Pegoraro: Nós temos que entender o contexto de secularização rápida e consistente naqueles países [Bélgica, Holanda e Luxemburgo, ndr], a estrutura social e o papel mais poderoso dos médicos e dos tratamentos. Uma capacidade de desempenhar um papel central, que parte da ideia de que a resposta para todo sofrimento está na medicina. Mas sofrimento e dor não são a mesma coisa. A dor é um fato fisiológico. O sofrimento está ligado também a fatores psicológicos e espirituais das pessoas. Existe a ideia de que o sofrimento de ver a morte se aproximando pede uma resposta sempre médica e que existe uma solução médica que é a antecipação da morte. Isso é um jeito de entender errado o papel da medicina, a ideia da liberdade e até uma distorção do conceito de compaixão e de cuidado. Suspender o tratamento é uma coisa, fazer uma intervenção ativa para acelerar a morte é outra coisa bem diferente.

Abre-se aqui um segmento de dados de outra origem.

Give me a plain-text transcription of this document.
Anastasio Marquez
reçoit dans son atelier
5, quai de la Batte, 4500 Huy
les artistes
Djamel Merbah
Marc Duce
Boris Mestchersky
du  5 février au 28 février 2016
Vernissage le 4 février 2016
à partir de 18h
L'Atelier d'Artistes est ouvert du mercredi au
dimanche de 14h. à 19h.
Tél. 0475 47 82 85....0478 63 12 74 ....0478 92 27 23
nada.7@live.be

Supondo que a eutanásia fosse aceitável para um sujeito adulto: no caso dos menores, não acontece uma manipulação do conceito de autodeterminação?

Pegoraro: Pois é, esse extremo de liberar a eutanásia para menores levanta sérias preocupações e causa muita tristeza. É aquela ladeira abaixo, que já era de se esperar e que agora é um fato: da afirmação inflexível da autodeterminação e da liberdade de uma pessoa, que, quando está doente, fica muito influenciável pela própria doença, pela dor, pela presença ou ausência da família, pelo próprio sentimento da morte, nós passamos para o caso dos menores, que são mais vulneráveis e mais condicionáveis ainda. Temos que entender a relação entre a liberdade do sujeito e a liberdade e as responsabilidades dos profissionais da saúde. No caso do menor, tudo isso fica muito comprometido, porque o menor, por definição, não tem a maturidade plena para decidir sobre coisas tão fundamentais, mesmo que a doença seja tão grave a ponto de sugerir isso. É surpreendente você alegar autodeterminação aqui. O contexto dos pais também não fica claro, o envolvimento deles nisso: podemos entender que em alguns casos haja um sentimento de resignação, mas aceitar o fato da morte e acelerar esse caminho é desconcertante! E por último, a avaliação psicológica, nesse caso, em vez de ser um acompanhamento para encontrar apoio, serviria apenas para afirmar que a pessoa está bem ciente da decisão. Mas os cuidados paliativos sempre previram o apoio psicológico para procurar sentido, não para acelerar a morte. Enfim, há muitas preocupações com essa decisão da Bélgica, que abre caminho para um precedente doloroso.

Qual é a situação na Europa? Um possível "efeito dominó"?

Pegoraro: Difícil. Esperamos que não. No momento, eu diria que não. Há dúvidas e perplexidade geral nos outros países. A Europa se expandiu e nós precisamos aprender a caminhar juntos, como europeus, não só como países soltos. Entender quais são os espaços da liberdade individual: podemos entender a rejeição de tratamentos e a responsabilidade que o sujeito individual assume, uma responsabilidade que é aceita e respeitada pelas instituições e que é daqueles que recusam o tratamento e aceitam a morte como resultado dessa escolha. Essa é uma escolha que moralmente não é compartilhável, mas legalmente ou socialmente é tolerável. Outra coisa bem diferente é autorizar o médico ou o enfermeiro a praticar a eutanásia, a matar diretamente o doente a pedido dele próprio. Nós temos que ser muito precisos e definir um respeito pela liberdade da pessoa em decisões que não são moralmente compartilháveis, mas também definir quais são as obrigações dos profissionais de saúde, que terão de se comprometer sempre com a vida, com o bom tratamento e com o bom acompanhamento, e nunca ser agentes ativos da morte do paciente. Médicos e enfermeiros têm limites a respeitar diante dos pedidos dos pacientes, porque existe uma missão pública de respeitar e cuidar da vida, e isso é um desafio a ser considerado em âmbito europeu.